Hey GPT is introduced as a paid tool that connects chat-based AI to the internet and to uploaded files. The transcript emphasizes “chat with PDFs” as a major research advantage: users can upload papers, then ask for outlines and “important findings” that are pulled from the documents. It also supports chatting with websites, though the process can be a bit clunky and may cost tokens depending on the amount of web content crawled. The overall pitch is consolidation—one place to query multiple sources (PDFs, HTML pages, and Google-linked information) rather than switching tools.
Finally, the transcript shifts from single-assistant tools to agentic automation. Agents are described as AI systems that spawn other tasks or other agents to pursue a goal. Auto GPT is shown as an example that can run a “science agent” to collect information and write it into a text document, but it currently gets stuck in loops and may require an API (and therefore can cost money) if it continuously searches the web. Agent GPT is also mentioned as a browser-based beta alternative. The message is cautious optimism: agent workflows look promising for academia, but reliability and cost control remain early-stage issues.
Cornell Notes
The transcript highlights a rapid shift in academic AI tools from simple Q&A toward end-to-end research assistance: drafting, citation support, and multi-source synthesis. Sight is showcased for generating grant proposal structures and literature-review starting points with real references. Jenny AI is framed as a continuous writing assistant that can generate sections/subheadings and insert citations, with planned integration for Mendeley and Zotero. Hey GPT is presented as a file-and-web-aware chat system that lets researchers query PDFs and websites for outlines and key findings.
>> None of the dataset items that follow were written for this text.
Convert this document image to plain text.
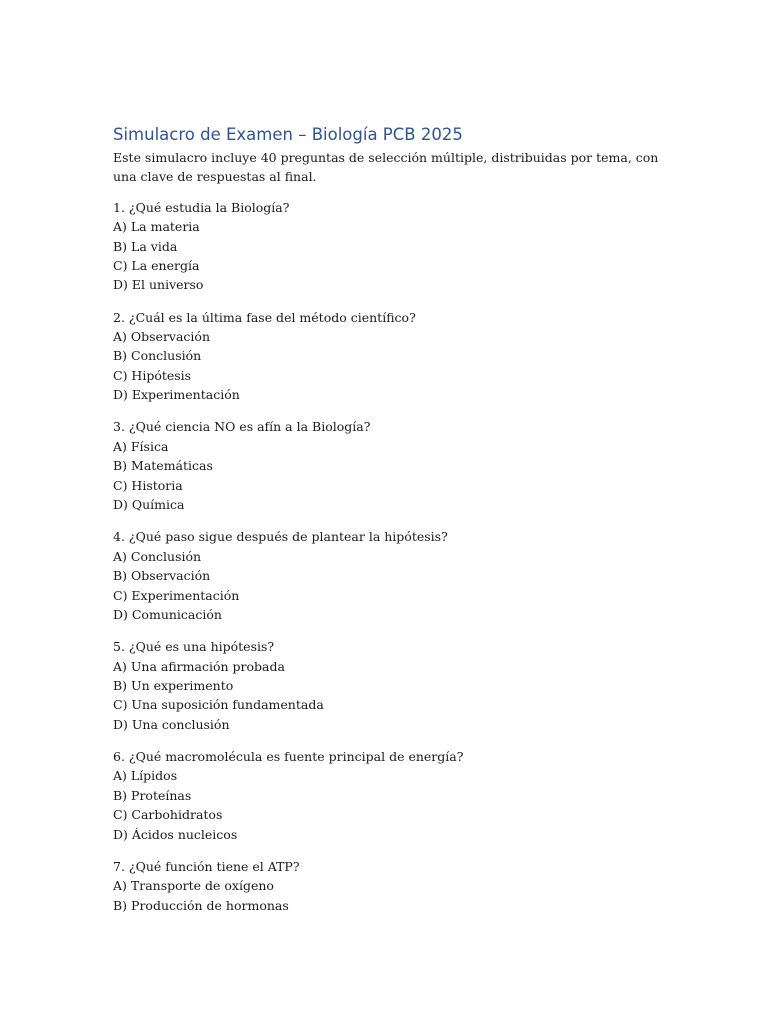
Simulacro de Examen – Biología PCB 2025

Este simulacro incluye 40 preguntas de selección múltiple, distribuidas por tema, con una clave de respuestas al final.

1. ¿Qué estudia la Biología?

A) La materia

B) La vida

C) La energía

D) El universo

2. ¿Cuál es la última fase del método científico?

A) Observación

B) Conclusión

C) Hipótesis

D) Experimentación

3. ¿Qué ciencia NO es afín a la Biología?

A) Física

B) Matemáticas

C) Historia

D) Química

4. ¿Qué paso sigue después de plantear la hipótesis?

A) Conclusión

B) Observación

C) Experimentación

D) Comunicación

5. ¿Qué es una hipótesis?

A) Una afirmación probada

B) Un experimento

C) Una suposición fundamentada

D) Una conclusión

6. ¿Qué macromolécula es fuente principal de energía?

A) Lípidos

B) Proteínas

C) Carbohidratos

D) Ácidos nucleicos

7. ¿Qué función tiene el ATP?

A) Transporte de oxígeno

B) Producción de hormonas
The final category—AI agents—aims to automate multi-step research tasks, but current versions can loop and may be expensive to run.
How does Sight turn a short research prompt into something usable for grant writing?
What makes Jenny AI feel different from a typical AI writing chat?
Why is “chat with PDFs” a big deal in Hey GPT?
What trade-off comes with using Hey GPT to chat with websites?
What are AI agents, and what’s the current limitation shown in the transcript?
What practical direction does the transcript suggest for getting better AI outputs?
Review Questions
- Which tool in the transcript is most directly demonstrated for generating grant “specific aims” with cited references, and what is the mechanism behind that output?
- How do Sight, Jenny AI, and Hey GPT differ in their approach to citations and source grounding?
- What does the transcript identify as the main barrier to agent-based research automation right now: reliability, cost, or both?
Key Points
- 1
Sight can generate grant-style drafts with structured “specific aims” and includes real references by searching and analyzing research articles.
- 2
AI-generated literature reviews may be shorter than traditional ones, but they can still save time by providing a first-pass structure and relevant citations.
- 3
Jenny AI supports continuous drafting with accept/continue behavior, plus one-click creation of section headings and subheadings.
- 4
Jenny AI’s planned integration with Mendeley and Zotero is positioned as a key step toward smoother academic citation workflows.
- 5
Hey GPT enables grounded Q&A by letting users chat with uploaded PDFs and also query websites, with token-based cost considerations for web crawling.
- 6
Agentic tools like Auto GPT can automate multi-step research tasks, but current versions may loop and can be expensive depending on API usage.
- 7
Across tools, more specific prompts (scope, time window, word count, subfield) are presented as the fastest route to higher-quality outputs.